Naked Soldier kicks off in 1980 with Sammo Hung as Interpol agent Lung, taking a trip to the United States after successfully pulling off a massive drugs bust. Unfortunately for him, the drug cartel decides to take revenge, the evil Brother Power (Anthony Wong) ordering Madame Rose (Ellen Chan) to wipe out his whole family.
Lung survives, along with his five-year-old daughter Wen Ching, who Madame Rose kidnaps and brainwashes, training her to be a ruthless assassin. Skip forward to 1995, and Wen Ching is now Phoenix (Jennifer Tse), completely unaware of her true identity, juggling her civilian facade as a college student while carrying out assignments and dealing with the attentions of earnest cop Sam (Andy On).

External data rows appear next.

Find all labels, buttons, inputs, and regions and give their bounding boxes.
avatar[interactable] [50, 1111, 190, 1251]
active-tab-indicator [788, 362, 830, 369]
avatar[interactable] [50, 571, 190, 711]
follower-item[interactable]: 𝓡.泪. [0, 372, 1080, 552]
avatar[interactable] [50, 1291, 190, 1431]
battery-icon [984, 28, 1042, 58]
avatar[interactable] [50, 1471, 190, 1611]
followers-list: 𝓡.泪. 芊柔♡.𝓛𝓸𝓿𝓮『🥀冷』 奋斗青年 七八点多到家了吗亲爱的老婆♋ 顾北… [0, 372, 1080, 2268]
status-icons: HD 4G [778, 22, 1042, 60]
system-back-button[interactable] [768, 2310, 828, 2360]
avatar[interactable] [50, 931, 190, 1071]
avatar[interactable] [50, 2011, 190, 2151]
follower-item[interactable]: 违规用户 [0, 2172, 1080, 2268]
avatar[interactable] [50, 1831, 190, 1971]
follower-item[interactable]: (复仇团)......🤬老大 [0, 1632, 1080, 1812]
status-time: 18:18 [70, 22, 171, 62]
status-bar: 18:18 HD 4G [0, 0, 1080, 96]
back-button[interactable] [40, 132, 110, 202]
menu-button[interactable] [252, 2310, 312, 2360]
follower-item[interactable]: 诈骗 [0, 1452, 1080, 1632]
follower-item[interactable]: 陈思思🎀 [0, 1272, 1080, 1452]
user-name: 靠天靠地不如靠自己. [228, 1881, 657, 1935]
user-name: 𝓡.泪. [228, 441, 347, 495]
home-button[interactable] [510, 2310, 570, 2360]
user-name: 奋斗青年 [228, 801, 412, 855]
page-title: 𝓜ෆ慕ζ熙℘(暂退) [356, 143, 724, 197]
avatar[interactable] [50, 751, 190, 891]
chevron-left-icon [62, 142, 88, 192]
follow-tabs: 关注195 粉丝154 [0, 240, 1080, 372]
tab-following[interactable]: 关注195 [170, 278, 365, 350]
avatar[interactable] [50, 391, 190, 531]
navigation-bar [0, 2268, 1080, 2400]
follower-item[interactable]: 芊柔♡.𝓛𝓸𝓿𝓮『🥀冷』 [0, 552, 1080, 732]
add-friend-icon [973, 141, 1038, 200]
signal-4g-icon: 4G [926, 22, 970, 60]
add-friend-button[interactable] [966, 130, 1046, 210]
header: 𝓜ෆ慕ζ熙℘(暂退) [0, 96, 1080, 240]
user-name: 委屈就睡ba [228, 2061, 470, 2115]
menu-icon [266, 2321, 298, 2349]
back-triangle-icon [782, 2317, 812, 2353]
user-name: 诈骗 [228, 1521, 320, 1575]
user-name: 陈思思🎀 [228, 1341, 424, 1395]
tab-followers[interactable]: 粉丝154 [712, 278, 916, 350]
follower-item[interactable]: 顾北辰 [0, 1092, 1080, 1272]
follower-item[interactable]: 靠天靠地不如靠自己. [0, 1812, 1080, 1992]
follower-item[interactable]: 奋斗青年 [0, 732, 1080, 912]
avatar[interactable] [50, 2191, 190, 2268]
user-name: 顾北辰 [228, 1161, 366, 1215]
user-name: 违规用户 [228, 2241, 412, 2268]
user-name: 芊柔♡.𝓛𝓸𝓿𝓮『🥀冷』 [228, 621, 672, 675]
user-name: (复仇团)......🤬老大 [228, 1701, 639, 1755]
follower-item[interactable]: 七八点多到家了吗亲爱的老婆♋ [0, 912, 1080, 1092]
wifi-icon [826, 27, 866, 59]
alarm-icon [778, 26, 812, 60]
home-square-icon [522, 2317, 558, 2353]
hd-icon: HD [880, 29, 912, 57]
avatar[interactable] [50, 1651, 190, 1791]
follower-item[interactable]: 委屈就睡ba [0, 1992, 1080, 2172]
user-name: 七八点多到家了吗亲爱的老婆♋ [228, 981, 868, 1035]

As part of a scheme to take over the drugs empire herself, Madame Rose sends Phoenix to kill Lung, whose investigations have been bringing him closer to the truth.
The action quotient is high. But a certain amount of clumsy flair marks the style. There are a good number of bafflingly daft moments and generally showing a pleasing refusal to take itself seriously.
The film also wins extra points for some of the most bizarre costumes and fashion seen on Hong Kong screens since the 1990s.